Mad in America: The Powerful Allure of Psychedelics in Today’s Disenchanted World
“The great twentieth century sociologist Max Weber wrote extensively about the disenchantment of modern life. He believed that since the Enlightenment, science and reason had eroded the sway of religion, spirituality, superstition and magic such that transcendent values had become increasingly unavailable to many, especially in secular cultures, which modern Australia has become. He argued that through reason the world had become transparent and demystified, and hence disenchanted.
For Weber the disenchantment of the world was the alienating and undesirable flip side of scientific progress.

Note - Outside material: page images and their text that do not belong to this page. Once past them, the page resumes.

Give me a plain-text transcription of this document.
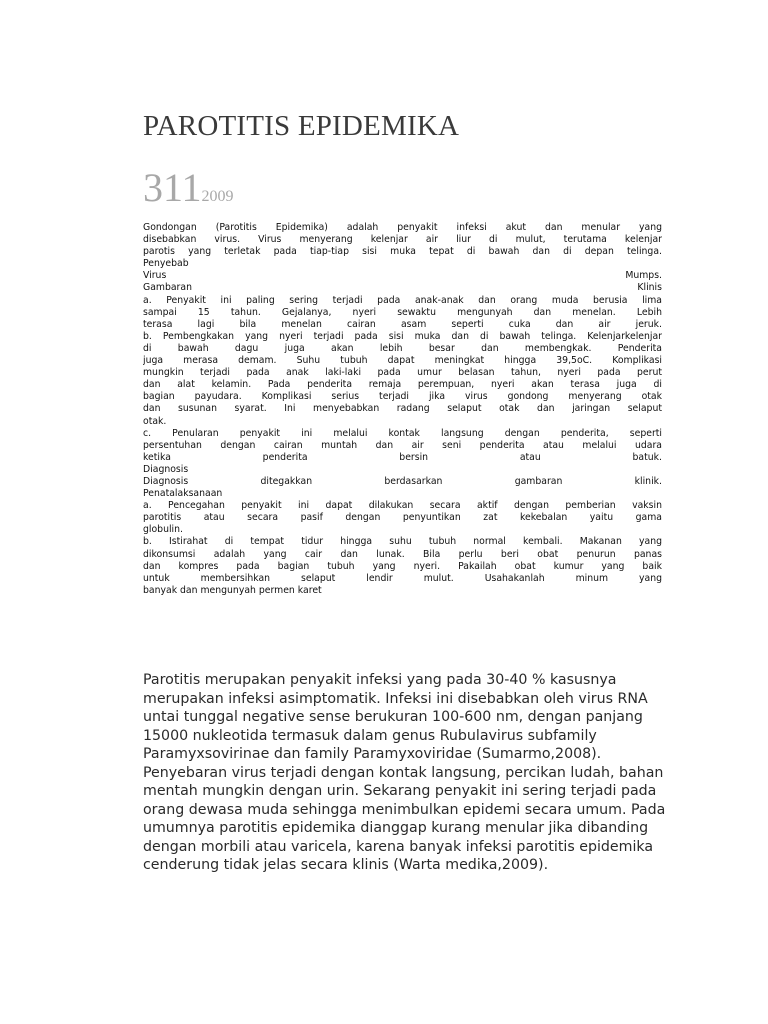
PAROTITIS EPIDEMIKA
3112009
Gondongan (Parotitis Epidemika) adalah penyakit infeksi akut dan menular yang
disebabkan virus. Virus menyerang kelenjar air liur di mulut, terutama kelenjar
parotis yang terletak pada tiap-tiap sisi muka tepat di bawah dan di depan telinga.
Penyebab
Virus Mumps.
Gambaran Klinis
a. Penyakit ini paling sering terjadi pada anak-anak dan orang muda berusia lima
sampai 15 tahun. Gejalanya, nyeri sewaktu mengunyah dan menelan. Lebih
terasa lagi bila menelan cairan asam seperti cuka dan air jeruk.
b. Pembengkakan yang nyeri terjadi pada sisi muka dan di bawah telinga. Kelenjarkelenjar
di bawah dagu juga akan lebih besar dan membengkak. Penderita
juga merasa demam. Suhu tubuh dapat meningkat hingga 39,5oC. Komplikasi
mungkin terjadi pada anak laki-laki pada umur belasan tahun, nyeri pada perut
dan alat kelamin. Pada penderita remaja perempuan, nyeri akan terasa juga di
bagian payudara. Komplikasi serius terjadi jika virus gondong menyerang otak
dan susunan syarat. Ini menyebabkan radang selaput otak dan jaringan selaput
otak.
c. Penularan penyakit ini melalui kontak langsung dengan penderita, seperti
persentuhan dengan cairan muntah dan air seni penderita atau melalui udara
ketika penderita bersin atau batuk.
Diagnosis
Diagnosis ditegakkan berdasarkan gambaran klinik.
Penatalaksanaan
a. Pencegahan penyakit ini dapat dilakukan secara aktif dengan pemberian vaksin
parotitis atau secara pasif dengan penyuntikan zat kekebalan yaitu gama
globulin.
b. Istirahat di tempat tidur hingga suhu tubuh normal kembali. Makanan yang
dikonsumsi adalah yang cair dan lunak. Bila perlu beri obat penurun panas
dan kompres pada bagian tubuh yang nyeri. Pakailah obat kumur yang baik
untuk membersihkan selaput lendir mulut. Usahakanlah minum yang
banyak dan mengunyah permen karet
Parotitis merupakan penyakit infeksi yang pada 30-40 % kasusnya
merupakan infeksi asimptomatik. Infeksi ini disebabkan oleh virus RNA
untai tunggal negative sense berukuran 100-600 nm, dengan panjang
15000 nukleotida termasuk dalam genus Rubulavirus subfamily
Paramyxsovirinae dan family Paramyxoviridae (Sumarmo,2008).
Penyebaran virus terjadi dengan kontak langsung, percikan ludah, bahan
mentah mungkin dengan urin. Sekarang penyakit ini sering terjadi pada
orang dewasa muda sehingga menimbulkan epidemi secara umum. Pada
umumnya parotitis epidemika dianggap kurang menular jika dibanding
dengan morbili atau varicela, karena banyak infeksi parotitis epidemika
cenderung tidak jelas secara klinis (Warta medika,2009).
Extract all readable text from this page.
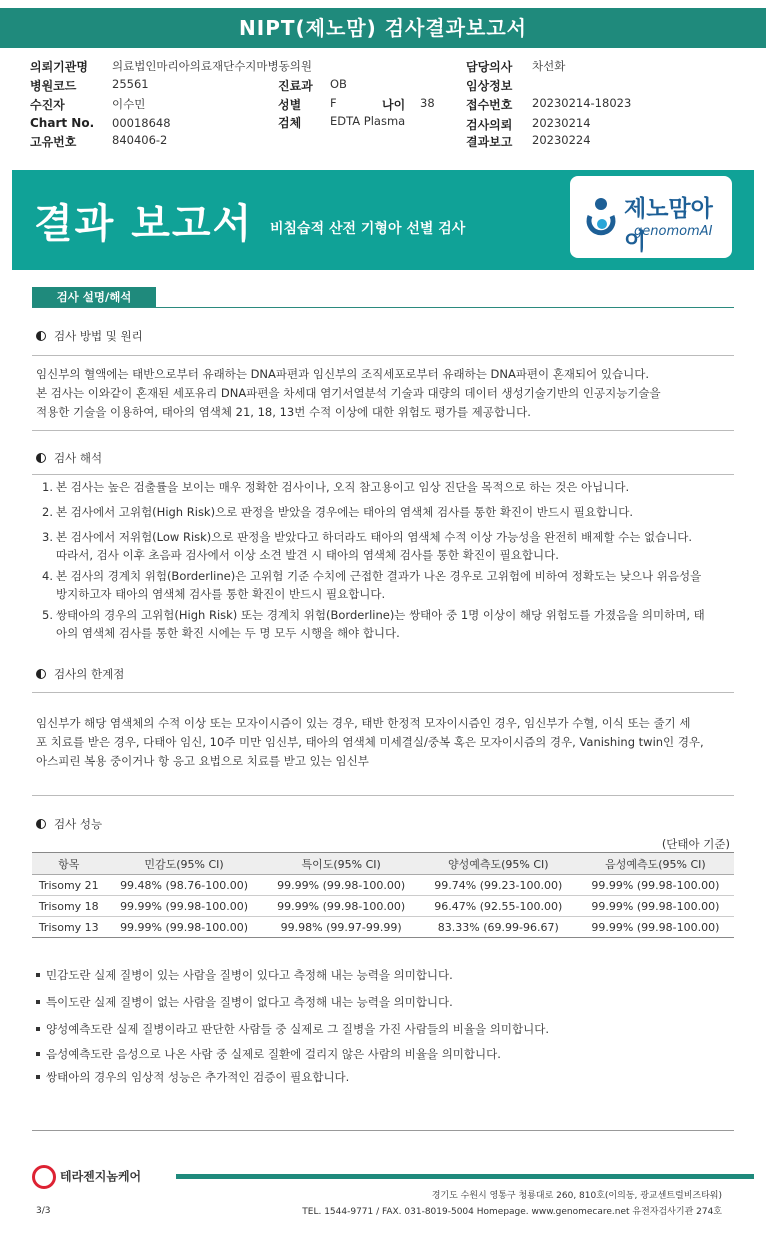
NIPT(제노맘) 검사결과보고서
의뢰기관명 의료법인마리아의료재단수지마병동의원	담당의사 차선화
병원코드	25561	진료과 OB	임상정보
수진자	이수민	성별	F	나이 38	접수번호 20230214-18023
Chart No. 00018648	검체	EDTA Plasma	검사의뢰 20230214
고유번호	840406-2	결과보고 20230224
결과 보고서 비침습적 산전 기형아 선별 검사
제노맘아이
genomomAI
검사 설명/해석
검사 방법 및 원리
임신부의 혈액에는 태반으로부터 유래하는 DNA파편과 임신부의 조직세포로부터 유래하는 DNA파편이 혼재되어 있습니다.
본 검사는 이와같이 혼재된 세포유리 DNA파편을 차세대 염기서열분석 기술과 대량의 데이터 생성기술기반의 인공지능기술을
적용한 기술을 이용하여, 태아의 염색체 21, 18, 13번 수적 이상에 대한 위험도 평가를 제공합니다.
검사 해석
1. 본 검사는 높은 검출률을 보이는 매우 정확한 검사이나, 오직 참고용이고 임상 진단을 목적으로 하는 것은 아닙니다.
2. 본 검사에서 고위험(High Risk)으로 판정을 받았을 경우에는 태아의 염색체 검사를 통한 확진이 반드시 필요합니다.
3. 본 검사에서 저위험(Low Risk)으로 판정을 받았다고 하더라도 태아의 염색체 수적 이상 가능성을 완전히 배제할 수는 없습니다.
따라서, 검사 이후 초음파 검사에서 이상 소견 발견 시 태아의 염색체 검사를 통한 확진이 필요합니다.
4. 본 검사의 경계치 위험(Borderline)은 고위험 기준 수치에 근접한 결과가 나온 경우로 고위험에 비하여 정확도는 낮으나 위음성을
방지하고자 태아의 염색체 검사를 통한 확진이 반드시 필요합니다.
5. 쌍태아의 경우의 고위험(High Risk) 또는 경계치 위험(Borderline)는 쌍태아 중 1명 이상이 해당 위험도를 가졌음을 의미하며, 태
아의 염색체 검사를 통한 확진 시에는 두 명 모두 시행을 해야 합니다.
검사의 한계점
임신부가 해당 염색체의 수적 이상 또는 모자이시즘이 있는 경우, 태반 한정적 모자이시즘인 경우, 임신부가 수혈, 이식 또는 줄기 세
포 치료를 받은 경우, 다태아 임신, 10주 미만 임신부, 태아의 염색체 미세결실/중복 혹은 모자이시즘의 경우, Vanishing twin인 경우,
아스피린 복용 중이거나 항 응고 요법으로 치료를 받고 있는 임신부
검사 성능
(단태아 기준)
항목	민감도(95% CI)	특이도(95% CI)	양성예측도(95% CI)	음성예측도(95% CI)
Trisomy 21	99.48% (98.76-100.00)	99.99% (99.98-100.00)	99.74% (99.23-100.00)	99.99% (99.98-100.00)
Trisomy 18	99.99% (99.98-100.00)	99.99% (99.98-100.00)	96.47% (92.55-100.00)	99.99% (99.98-100.00)
Trisomy 13	99.99% (99.98-100.00)	99.98% (99.97-99.99)	83.33% (69.99-96.67)	99.99% (99.98-100.00)
민감도란 실제 질병이 있는 사람을 질병이 있다고 측정해 내는 능력을 의미합니다.
특이도란 실제 질병이 없는 사람을 질병이 없다고 측정해 내는 능력을 의미합니다.
양성예측도란 실제 질병이라고 판단한 사람들 중 실제로 그 질병을 가진 사람들의 비율을 의미합니다.
음성예측도란 음성으로 나온 사람 중 실제로 질환에 걸리지 않은 사람의 비율을 의미합니다.
쌍태아의 경우의 임상적 성능은 추가적인 검증이 필요합니다.
테라젠지놈케어
경기도 수원시 영통구 청룡대로 260, 810호(이의동, 광교센트럴비즈타워)
TEL. 1544-9771 / FAX. 031-8019-5004 Homepage. www.genomecare.net 유전자검사기관 274호
3/3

Interestingly he borrowed from Hinduism and described the world as a great enchanted garden, all too easily uprooted and disturbed by science and reason as we humans lose our ability to see nature as an inherently meaningful order. Or in other words the loss of animism – seeing all of nature including humans as alive, interconnected and part of the whole – leads to anomie, loss of meaning, depersonalisation and the objectification and abuse of nature with all its environmental consequences.”
New York Post: Aaron Rodgers says psychedelic drugs led to ‘best season of my career’
“To me, one of the core tenets of your mental health is that self-love,” Rodgers told host Aubrey Marcus.
“That’s what ayahuasca did for me, was help me see how to unconditionally love myself.”
“It’s only in that unconditional self-love, that then I’m able to truly be able to unconditionally love others. And what better way to work on my mental health than to have an experience like that?”
That’s it for this week—thanks for reading!
Zach
I was impressed to find an Ayahuasca church in New Hampshire brazenly promoting its services online without the necessary read-between-the-lines innuendo I have seen elsewhere. New Hampshire, as I am told, has some of the most robust Religious Freedom rights in the country, apparently sufficient enough for this church to freely advertise itself.